'Pure greed': Top executive at Accord Group jailed for £325,000 fraud to fund Subway sandwich franchise
The deputy chief executive of Accord Group was jailed today for conning his own organisation out of £325,000 to buy a chain of Subway sandwich bars.
Lakhbir Jaspal, who earned £147,000 a year at West Bromwich-based not-for-profit Accord and lived in a £1m home, submitted invoices from a bogus firm he created just to steal from the group.
Police say Jaspal, aged 47, put in six bills to Accord, including one for £97,980, from a mystery company called Serus, which he bought the naming rights to for just a few hundred pounds online.
Accord became suspicious when two invoices were submitted in May this year for £67,680. Jaspal was confronted and admitted what he had done.
He was arrested in August, and told police he needed to fund residential care for his mother and was in 'constant worry' over meeting the bills.
But detectives found that the care was paid for by the NHS, and his family had spent £13,000 on jewellery in two months.
Jaspal went on to admit using the cash to buy franchises in Subway and was jailed for three years today at Birmingham Crown Court after admitting eight charges of fraud by abuse of position.
Accord gets Government grants to build affordable homes for low-income families and vulnerable people.
It says it's one of the largest housing and social care organisations in the Midlands, providing 13,000 homes and health and social care to 80,000 people and employing nearly 5,000 people.
It has offices in Rowley Regis, Walsall, West Bromwich and Wolverhampton.
A spokesman said: "We were shocked and disappointed with the actions of this one individual within our company who abused his position to steal. This was an isolated incident and we have a zero tolerance policy against any such crimes. We have a legal agreement in place to recover the money and all costs, and we would like to reassure our staff and customers that it is business as usual for the Group.
"We would particularly wish to thank the Police, especially the lead officer, DC Delaney.
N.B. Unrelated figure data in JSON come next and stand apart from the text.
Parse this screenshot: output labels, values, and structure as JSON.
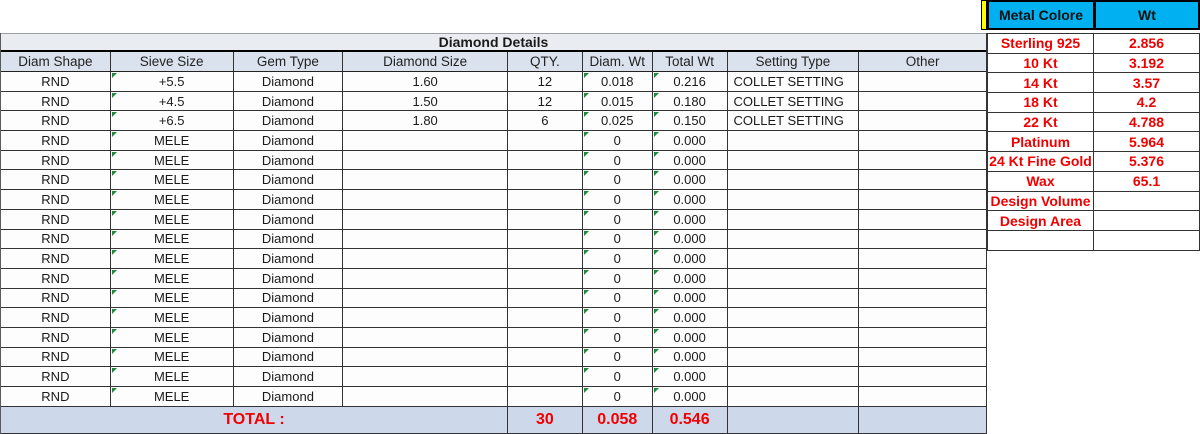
{
  "title": "Diamond Details",
  "main_table": {
    "headers": [
      "Diam Shape",
      "Sieve Size",
      "Gem Type",
      "Diamond Size",
      "QTY.",
      "Diam. Wt",
      "Total Wt",
      "Setting Type",
      "Other"
    ],
    "error_marker_columns": [
      1,
      5,
      6
    ],
    "rows": [
      [
        "RND",
        "+5.5",
        "Diamond",
        "1.60",
        "12",
        "0.018",
        "0.216",
        "COLLET SETTING",
        ""
      ],
      [
        "RND",
        "+4.5",
        "Diamond",
        "1.50",
        "12",
        "0.015",
        "0.180",
        "COLLET SETTING",
        ""
      ],
      [
        "RND",
        "+6.5",
        "Diamond",
        "1.80",
        "6",
        "0.025",
        "0.150",
        "COLLET SETTING",
        ""
      ],
      [
        "RND",
        "MELE",
        "Diamond",
        "",
        "",
        "0",
        "0.000",
        "",
        ""
      ],
      [
        "RND",
        "MELE",
        "Diamond",
        "",
        "",
        "0",
        "0.000",
        "",
        ""
      ],
      [
        "RND",
        "MELE",
        "Diamond",
        "",
        "",
        "0",
        "0.000",
        "",
        ""
      ],
      [
        "RND",
        "MELE",
        "Diamond",
        "",
        "",
        "0",
        "0.000",
        "",
        ""
      ],
      [
        "RND",
        "MELE",
        "Diamond",
        "",
        "",
        "0",
        "0.000",
        "",
        ""
      ],
      [
        "RND",
        "MELE",
        "Diamond",
        "",
        "",
        "0",
        "0.000",
        "",
        ""
      ],
      [
        "RND",
        "MELE",
        "Diamond",
        "",
        "",
        "0",
        "0.000",
        "",
        ""
      ],
      [
        "RND",
        "MELE",
        "Diamond",
        "",
        "",
        "0",
        "0.000",
        "",
        ""
      ],
      [
        "RND",
        "MELE",
        "Diamond",
        "",
        "",
        "0",
        "0.000",
        "",
        ""
      ],
      [
        "RND",
        "MELE",
        "Diamond",
        "",
        "",
        "0",
        "0.000",
        "",
        ""
      ],
      [
        "RND",
        "MELE",
        "Diamond",
        "",
        "",
        "0",
        "0.000",
        "",
        ""
      ],
      [
        "RND",
        "MELE",
        "Diamond",
        "",
        "",
        "0",
        "0.000",
        "",
        ""
      ],
      [
        "RND",
        "MELE",
        "Diamond",
        "",
        "",
        "0",
        "0.000",
        "",
        ""
      ],
      [
        "RND",
        "MELE",
        "Diamond",
        "",
        "",
        "0",
        "0.000",
        "",
        ""
      ]
    ],
    "total": {
      "label": "TOTAL :",
      "qty": "30",
      "diam_wt": "0.058",
      "total_wt": "0.546"
    }
  },
  "metal_table": {
    "headers": [
      "Metal Colore",
      "Wt"
    ],
    "rows": [
      [
        "Sterling 925",
        "2.856"
      ],
      [
        "10 Kt",
        "3.192"
      ],
      [
        "14 Kt",
        "3.57"
      ],
      [
        "18 Kt",
        "4.2"
      ],
      [
        "22 Kt",
        "4.788"
      ],
      [
        "Platinum",
        "5.964"
      ],
      [
        "24 Kt Fine Gold",
        "5.376"
      ],
      [
        "Wax",
        "65.1"
      ],
      [
        "Design Volume",
        ""
      ],
      [
        "Design Area",
        ""
      ],
      [
        "",
        ""
      ]
    ]
  },
  "colors": {
    "metal_header_bg": "#00b0f0",
    "red_text": "#f00000",
    "title_row_bg": "#e9edf1",
    "header_row_bg": "#dae2ee",
    "total_row_bg": "#cdd9eb",
    "yellow_strip": "#ffff00",
    "error_triangle_green": "#1e8a3c"
  }
}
They have worked tirelessly to bring the investigation to court in a speedy and highly professional way and they have done an excellent job in securing this conviction."
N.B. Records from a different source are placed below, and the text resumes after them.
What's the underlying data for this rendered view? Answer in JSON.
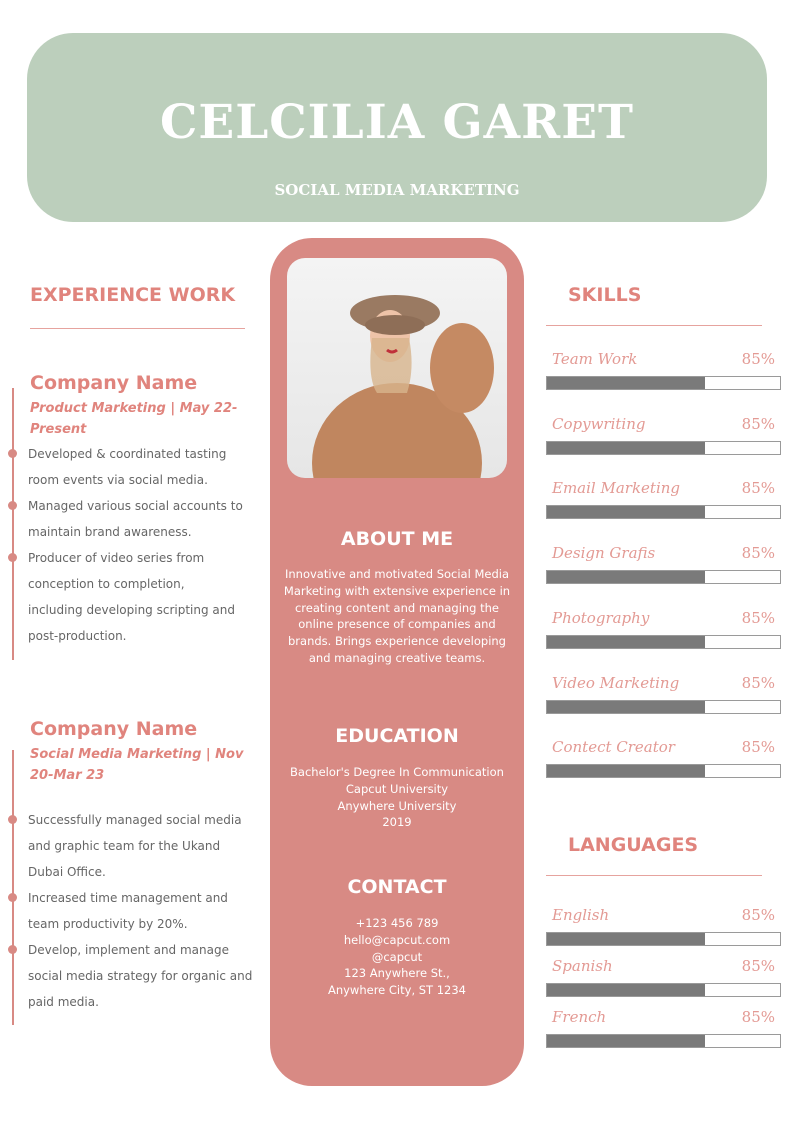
{
  "header": {
    "name": "CELCILIA GARET",
    "role": "SOCIAL MEDIA MARKETING"
  },
  "colors": {
    "header_bg": "#bccfbc",
    "accent": "#d88a84",
    "heading": "#e0847d",
    "bar": "#7a7a7a"
  },
  "experience": {
    "title": "EXPERIENCE WORK",
    "jobs": [
      {
        "company": "Company Name",
        "subtitle": "Product Marketing | May 22-Present",
        "bullets": [
          "Developed & coordinated tasting room events via social media.",
          "Managed various social accounts to maintain brand awareness.",
          "Producer of video series from conception to completion, including developing scripting and post-production."
        ]
      },
      {
        "company": "Company Name",
        "subtitle": "Social Media Marketing | Nov 20-Mar 23",
        "bullets": [
          "Successfully managed social media and graphic team for the Ukand Dubai Office.",
          "Increased time management and team productivity by 20%.",
          "Develop, implement and manage social media strategy for organic and paid media."
        ]
      }
    ]
  },
  "about": {
    "title": "ABOUT ME",
    "text": "Innovative and motivated Social Media Marketing with extensive experience in creating content and managing the online presence of companies and brands. Brings experience developing and managing creative teams."
  },
  "education": {
    "title": "EDUCATION",
    "lines": [
      "Bachelor's Degree In Communication",
      "Capcut University",
      "Anywhere University",
      "2019"
    ]
  },
  "contact": {
    "title": "CONTACT",
    "lines": [
      "+123  456 789",
      "hello@capcut.com",
      "@capcut",
      "123 Anywhere St.,",
      "Anywhere City, ST 1234"
    ]
  },
  "skills": {
    "title": "SKILLS",
    "items": [
      {
        "label": "Team Work",
        "value": "85%",
        "fill": 0.68
      },
      {
        "label": "Copywriting",
        "value": "85%",
        "fill": 0.68
      },
      {
        "label": "Email Marketing",
        "value": "85%",
        "fill": 0.68
      },
      {
        "label": "Design Grafis",
        "value": "85%",
        "fill": 0.68
      },
      {
        "label": "Photography",
        "value": "85%",
        "fill": 0.68
      },
      {
        "label": "Video Marketing",
        "value": "85%",
        "fill": 0.68
      },
      {
        "label": "Contect Creator",
        "value": "85%",
        "fill": 0.68
      }
    ]
  },
  "languages": {
    "title": "LANGUAGES",
    "items": [
      {
        "label": "English",
        "value": "85%",
        "fill": 0.68
      },
      {
        "label": "Spanish",
        "value": "85%",
        "fill": 0.68
      },
      {
        "label": "French",
        "value": "85%",
        "fill": 0.68
      }
    ]
  }
}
His first Subway franchise was bought on Coventry's Arena Park in December 2012 for £245,000. He handed over a cheque for £97,000 on April 1 this year for a second in Radford, Coventry, and was trying to get a third on the city's Gallagher Retail Park.
Dc Mark Delaney, of West Midlands Police, said: "It is a classic case of pure greed: not satisfied with a £147,000 a year salary he spotted an opportunity to defraud the company - one that is part funded by the taxpayer - to line his own pockets.
"Jaspal hid the Serus invoices in a 'new initiatives' account; he was the principal budget holder with responsibility for monitoring and authorising expenditure.
"He is a qualified accountant and abused his accountancy skills and his senior position to hide the fictitious invoices in Accords' account figures.
"It's particularly distasteful he tried claiming he needed the money to pay for his mother's end-of-life care - but our enquiries showed she was admitted to a home in December 2013, more than 12 months after his last successful fraudulent invoice."
"Jaspal admitted the fraud and has agreed to pay all the money back plus a substantial amount towards Accord's legal costs.
"But this sentence shows the courts take a dim view of trust abuses like this and that offenders can expect to be jailed."